Poor clinical outcome data from randomized control trials exists to inform clinicians on treatment of hyperphosphatemia with calcium and non-calcium based phosphate binders. Meta-analysis suggests a survival benefit for non-calcium based phosphate binders compared to calcium-based binders but the evidence is weak [66]. Use of vitamin D derivatives is driven by biochemical consideration because little clinical outcome data has been reported. Evidence from the randomized trial of cinacalcet versus placebo in hemodialysis patients with moderate to severe hyperparathyroidism reveals a clinical benefit in the prevention of cardiovascular events in patients ≥65 or in the prevention of severe unremitting hyperparathyroidism in all patients [46, 67].
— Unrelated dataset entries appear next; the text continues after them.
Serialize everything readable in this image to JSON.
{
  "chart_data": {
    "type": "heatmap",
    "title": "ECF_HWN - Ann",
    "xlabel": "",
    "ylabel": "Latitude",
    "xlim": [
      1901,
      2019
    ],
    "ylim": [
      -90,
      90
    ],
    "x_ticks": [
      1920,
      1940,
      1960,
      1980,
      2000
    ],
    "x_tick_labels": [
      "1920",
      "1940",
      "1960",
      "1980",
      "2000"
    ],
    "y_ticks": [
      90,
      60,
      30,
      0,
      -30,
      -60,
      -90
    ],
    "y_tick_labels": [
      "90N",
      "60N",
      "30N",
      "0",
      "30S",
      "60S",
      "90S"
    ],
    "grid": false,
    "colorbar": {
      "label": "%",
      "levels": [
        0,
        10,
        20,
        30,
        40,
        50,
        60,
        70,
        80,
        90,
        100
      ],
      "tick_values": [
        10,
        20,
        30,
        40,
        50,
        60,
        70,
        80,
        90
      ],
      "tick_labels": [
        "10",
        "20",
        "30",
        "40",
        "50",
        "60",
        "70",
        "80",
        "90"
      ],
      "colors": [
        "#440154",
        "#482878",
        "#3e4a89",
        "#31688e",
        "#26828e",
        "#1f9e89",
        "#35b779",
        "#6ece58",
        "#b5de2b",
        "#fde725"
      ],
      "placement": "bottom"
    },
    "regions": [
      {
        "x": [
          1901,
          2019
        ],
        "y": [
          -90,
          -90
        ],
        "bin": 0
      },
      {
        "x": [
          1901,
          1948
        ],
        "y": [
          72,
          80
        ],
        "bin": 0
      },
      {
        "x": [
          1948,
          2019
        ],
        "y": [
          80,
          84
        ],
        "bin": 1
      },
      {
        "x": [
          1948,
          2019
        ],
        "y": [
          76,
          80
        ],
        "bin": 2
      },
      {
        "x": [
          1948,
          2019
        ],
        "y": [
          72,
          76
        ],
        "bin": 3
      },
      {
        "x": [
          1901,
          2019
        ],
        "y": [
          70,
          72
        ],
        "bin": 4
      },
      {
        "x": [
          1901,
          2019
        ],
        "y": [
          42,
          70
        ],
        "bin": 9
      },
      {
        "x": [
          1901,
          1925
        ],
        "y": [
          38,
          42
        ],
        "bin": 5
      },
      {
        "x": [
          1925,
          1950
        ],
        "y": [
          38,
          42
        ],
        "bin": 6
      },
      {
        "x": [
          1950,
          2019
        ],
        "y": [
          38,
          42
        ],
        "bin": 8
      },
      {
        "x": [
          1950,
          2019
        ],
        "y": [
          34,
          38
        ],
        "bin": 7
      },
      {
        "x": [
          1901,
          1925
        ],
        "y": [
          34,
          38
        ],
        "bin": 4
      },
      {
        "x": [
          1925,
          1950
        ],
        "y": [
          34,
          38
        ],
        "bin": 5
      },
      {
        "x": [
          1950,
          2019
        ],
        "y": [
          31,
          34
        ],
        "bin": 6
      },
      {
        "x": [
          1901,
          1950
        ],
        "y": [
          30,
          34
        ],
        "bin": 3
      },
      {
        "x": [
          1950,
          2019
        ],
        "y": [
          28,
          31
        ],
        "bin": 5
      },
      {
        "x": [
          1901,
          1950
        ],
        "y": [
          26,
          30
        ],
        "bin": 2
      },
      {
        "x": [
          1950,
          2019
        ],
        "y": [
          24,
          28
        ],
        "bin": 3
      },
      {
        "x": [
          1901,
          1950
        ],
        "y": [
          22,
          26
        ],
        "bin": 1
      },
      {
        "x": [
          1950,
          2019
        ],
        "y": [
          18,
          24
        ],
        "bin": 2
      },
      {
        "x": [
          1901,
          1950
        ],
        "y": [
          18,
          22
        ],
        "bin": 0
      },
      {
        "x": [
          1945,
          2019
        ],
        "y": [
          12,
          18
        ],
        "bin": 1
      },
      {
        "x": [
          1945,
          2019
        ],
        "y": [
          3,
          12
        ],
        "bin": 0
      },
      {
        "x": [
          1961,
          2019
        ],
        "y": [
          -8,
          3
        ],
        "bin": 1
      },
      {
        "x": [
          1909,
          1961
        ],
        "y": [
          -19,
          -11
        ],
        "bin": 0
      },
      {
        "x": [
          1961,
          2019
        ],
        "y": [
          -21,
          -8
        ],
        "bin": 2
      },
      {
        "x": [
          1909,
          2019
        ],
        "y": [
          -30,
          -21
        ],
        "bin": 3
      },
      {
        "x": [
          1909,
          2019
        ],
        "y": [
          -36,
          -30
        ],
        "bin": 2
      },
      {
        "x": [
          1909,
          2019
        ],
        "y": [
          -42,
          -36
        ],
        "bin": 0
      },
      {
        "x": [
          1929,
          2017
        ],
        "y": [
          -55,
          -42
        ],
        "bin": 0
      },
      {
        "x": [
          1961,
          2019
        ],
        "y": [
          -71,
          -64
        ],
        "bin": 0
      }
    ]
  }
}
There are no randomized trials that assess the use of ICD implantation for primary or secondary prevention in CKD patients. Much of the present data highlights persistently high mortality rates in this patient population despite ICD use. A longitudinal, prospective study followed 146 patients with chronic heart failure, an ICD, mean ejection fraction <29 % and CKD in 75 % of patients. CKD was independently associated with increased mortality [68]. A retrospective cohort of 9,528 dialysis patients with ICDs reported a very high mortality rate after ICD implantation at (45 deaths/100 patient years). This is double the adjusted mortality rate of unselected dialysis patients in 2008. Thirteen deaths/100 patient years were due to arrhythmia. Furthermore, there was a very high complication rate with infections and bacteremia occurring at rates in excess of 1 infection/2 person years of follow-up [69]. A meta analysis of 2,516 patients with 89 receiving dialysis observed an increase in mortality in ICD patients receiving dialysis compared to those who were not (RR 2.67, 95 % CI 1.68–4.25, p < 0.0001), implying limitation in the effectiveness of ICDs in reducing overall mortality in this population. Mechanisms of death other than SCD are important in the dialysis population as only 4/27 patients with documented death died from arrhythmic deaths. In this study, a proposed mechanism for an arrhythmic death despite ICD implantation was inappropriately high defibrillation thresholds observed in dialysis patients (i.e. ventricular fibrillation that could not be terminated by high ICD energy levels) [70].